Temporary Objects in Functions.
When a function is being evaluated, objects will be created by each operation in each expression. What happens to those objects? Does any object persist after the function’s evaluation is complete? What happens to the object created by (or named in) the return statement?
Look at some of your earlier exercises in Organizing Programs with Function Definitions. Identify the life-span of all objects created by a specific function.
In a sense, a class is a group of related functions. However, the formal class definition allows you do some additional things that would be inconvenient with a group of related functions.
First, the class acts like a common name for the functions, saving you from have to write elaborate prefixes on your functions. For example, if you had a group of functions to work with a block of stocks, you might prefix each name with sb_ to assure that each function name was unique. This is error-prone and tedious.
Second, the class allows easy sharing of instance variables. All of the instance variables are collected under self, assuring that they are available to each function.

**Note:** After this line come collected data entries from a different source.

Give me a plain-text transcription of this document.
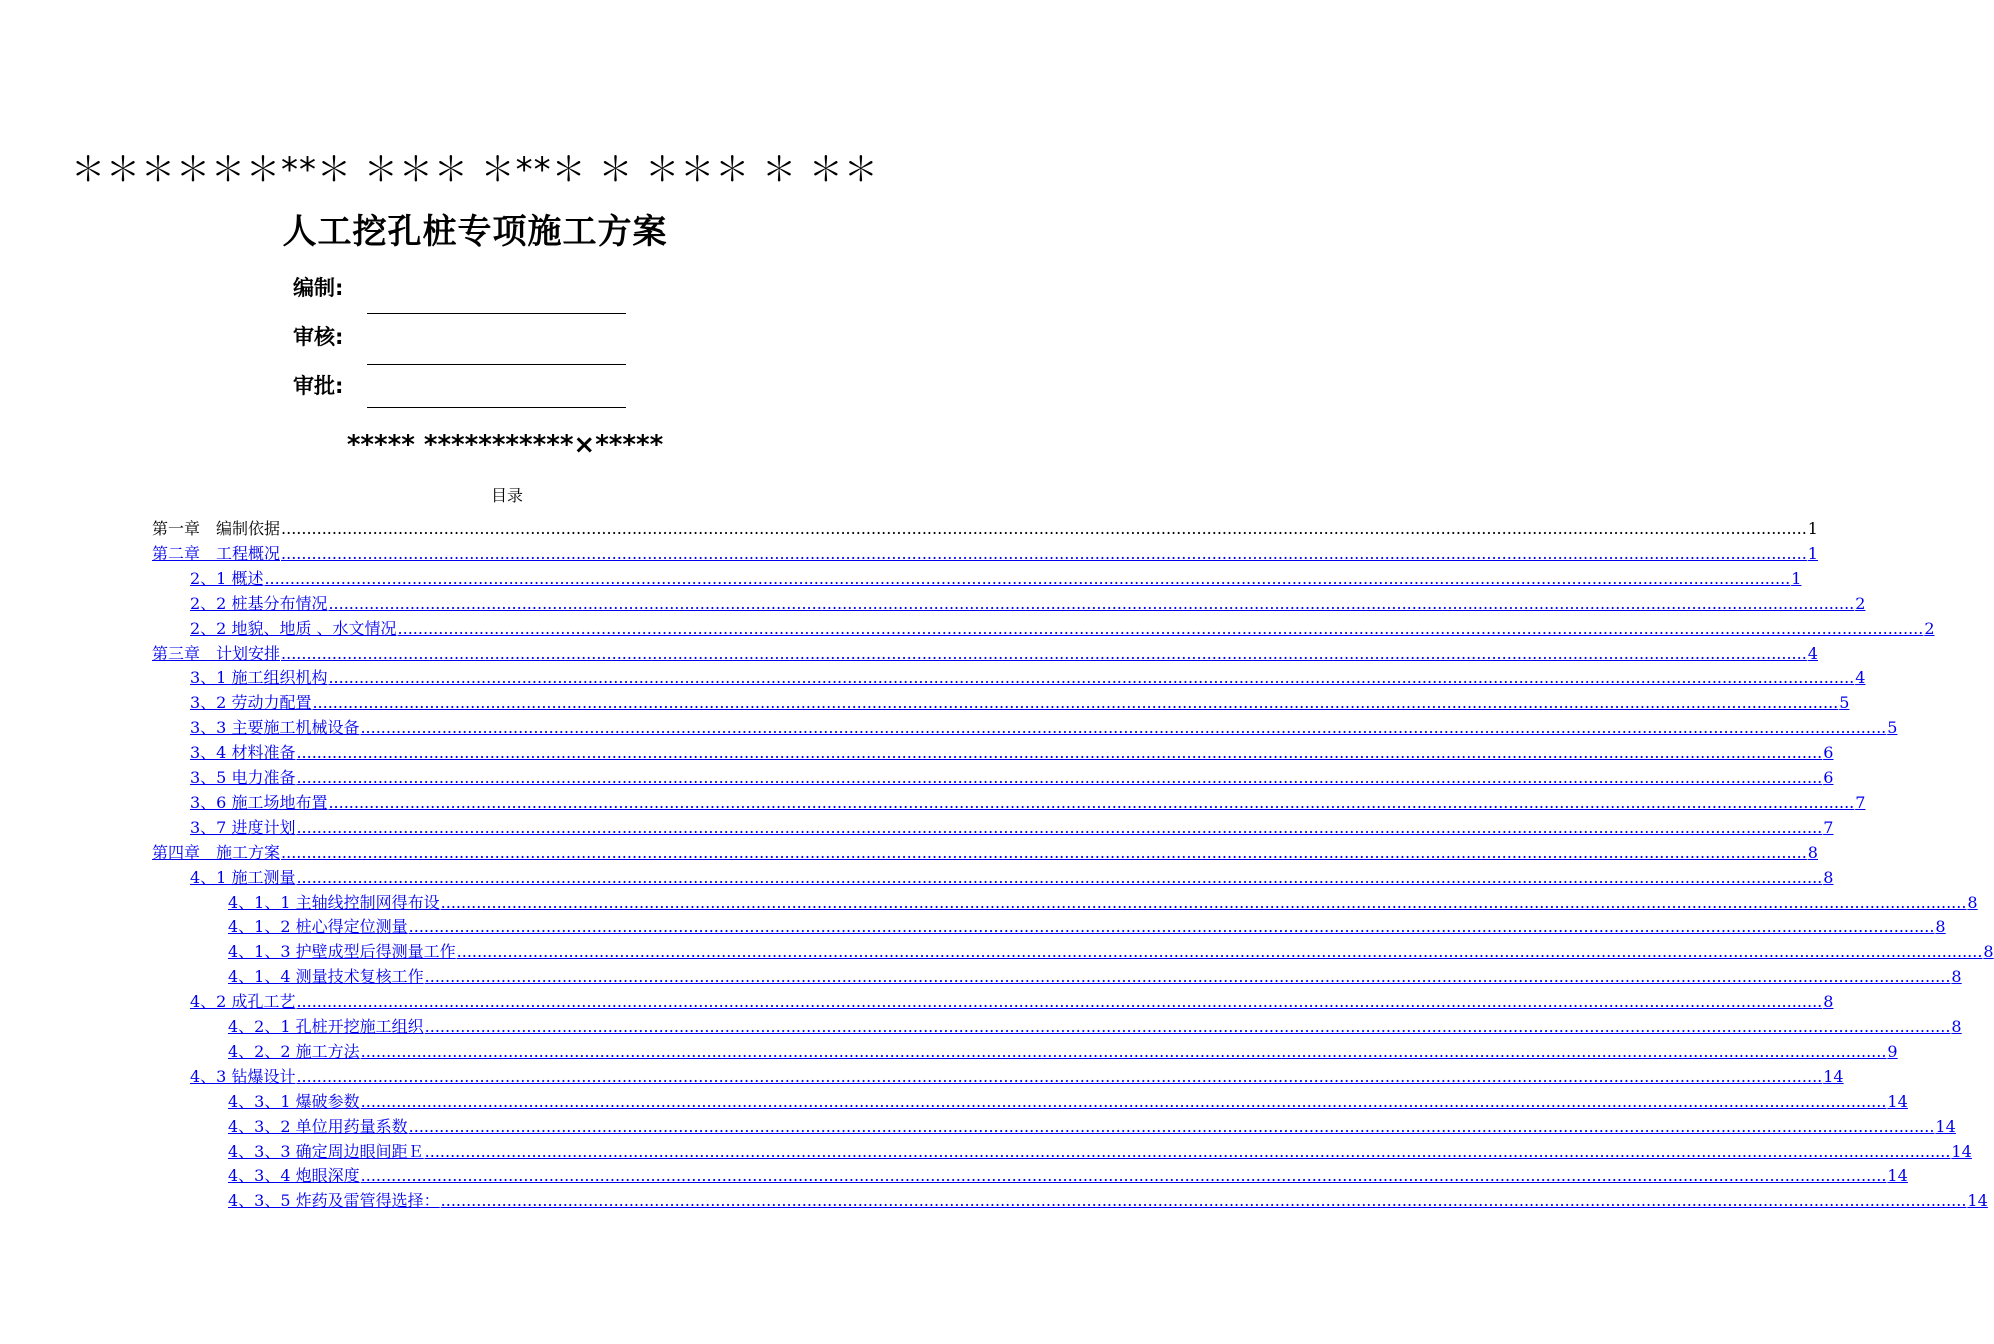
＊＊＊＊＊＊**＊ ＊＊＊ ＊**＊ ＊ ＊＊＊ ＊ ＊＊
人工挖孔桩专项施工方案
编制:
审核:
审批:
***** ***********×*****
目录
第一章　编制依据 ............................................................................................................................................................................................................................................................................................................ 1
第二章　工程概况 ............................................................................................................................................................................................................................................................................................................ 1
2、1 概述 ............................................................................................................................................................................................................................................................................................................ 1
2、2 桩基分布情况 ............................................................................................................................................................................................................................................................................................................ 2
2、2 地貌、地质 、水文情况 ............................................................................................................................................................................................................................................................................................................ 2
第三章　计划安排 ............................................................................................................................................................................................................................................................................................................ 4
3、1 施工组织机构 ............................................................................................................................................................................................................................................................................................................ 4
3、2 劳动力配置 ............................................................................................................................................................................................................................................................................................................ 5
3、3 主要施工机械设备 ............................................................................................................................................................................................................................................................................................................ 5
3、4 材料准备 ............................................................................................................................................................................................................................................................................................................ 6
3、5 电力准备 ............................................................................................................................................................................................................................................................................................................ 6
3、6 施工场地布置 ............................................................................................................................................................................................................................................................................................................ 7
3、7 进度计划 ............................................................................................................................................................................................................................................................................................................ 7
第四章　施工方案 ............................................................................................................................................................................................................................................................................................................ 8
4、1 施工测量 ............................................................................................................................................................................................................................................................................................................ 8
4、1、1 主轴线控制网得布设 ............................................................................................................................................................................................................................................................................................................ 8
4、1、2 桩心得定位测量 ............................................................................................................................................................................................................................................................................................................ 8
4、1、3 护壁成型后得测量工作 ............................................................................................................................................................................................................................................................................................................ 8
4、1、4 测量技术复核工作 ............................................................................................................................................................................................................................................................................................................ 8
4、2 成孔工艺 ............................................................................................................................................................................................................................................................................................................ 8
4、2、1 孔桩开挖施工组织 ............................................................................................................................................................................................................................................................................................................ 8
4、2、2 施工方法 ............................................................................................................................................................................................................................................................................................................ 9
4、3 钻爆设计 ............................................................................................................................................................................................................................................................................................................ 14
4、3、1 爆破参数 ............................................................................................................................................................................................................................................................................................................ 14
4、3、2 单位用药量系数 ............................................................................................................................................................................................................................................................................................................ 14
4、3、3 确定周边眼间距Ｅ ............................................................................................................................................................................................................................................................................................................ 14
4、3、4 炮眼深度 ............................................................................................................................................................................................................................................................................................................ 14
4、3、5 炸药及雷管得选择： ............................................................................................................................................................................................................................................................................................................ 14
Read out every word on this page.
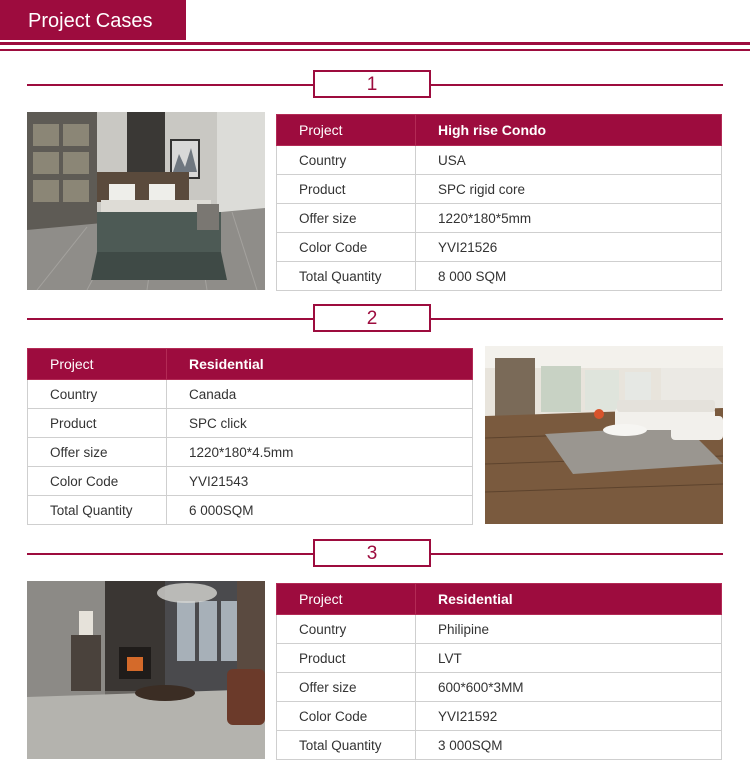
Project Cases
1
Project	High rise Condo
Country	USA
Product	SPC rigid core
Offer size	1220*180*5mm
Color Code	YVI21526
Total Quantity	8 000 SQM
2
Project	Residential
Country	Canada
Product	SPC click
Offer size	1220*180*4.5mm
Color Code	YVI21543
Total Quantity	6 000SQM
3
Project	Residential
Country	Philipine
Product	LVT
Offer size	600*600*3MM
Color Code	YVI21592
Total Quantity	3 000SQM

Third, and more important than these technical considerations, is the mental tools of abstraction and encapsulation. When we define classes, we encapsulate some functions so we can set aside the details. This allows us to reduce the complexity of a class to a somewhat simpler abstraction, namely, the functions that interface to the class, not the details of how the class works internally. Thinking at this more abstract level lets us wrap our finite brains around slightly larger problems.
Our first programs tended to have a single, long procedure that made use of many objects. Once we’ve got the hang of programming, we can break that long procedure down into separate pieces, assign each piece to a method function of an object. Breaking long procedures down and allocating them to separate objects is part of our divide and conquer life-style.
As we get more proficient with object definition, we can examine a programming problem by writing a description and looking at the nouns and verbs in that description. The nouns will become objects, defined by classes. The verbs will become method functions. This collaboration among the nouns will fit naturally with the original description of the problem, giving us confidence that our program will work.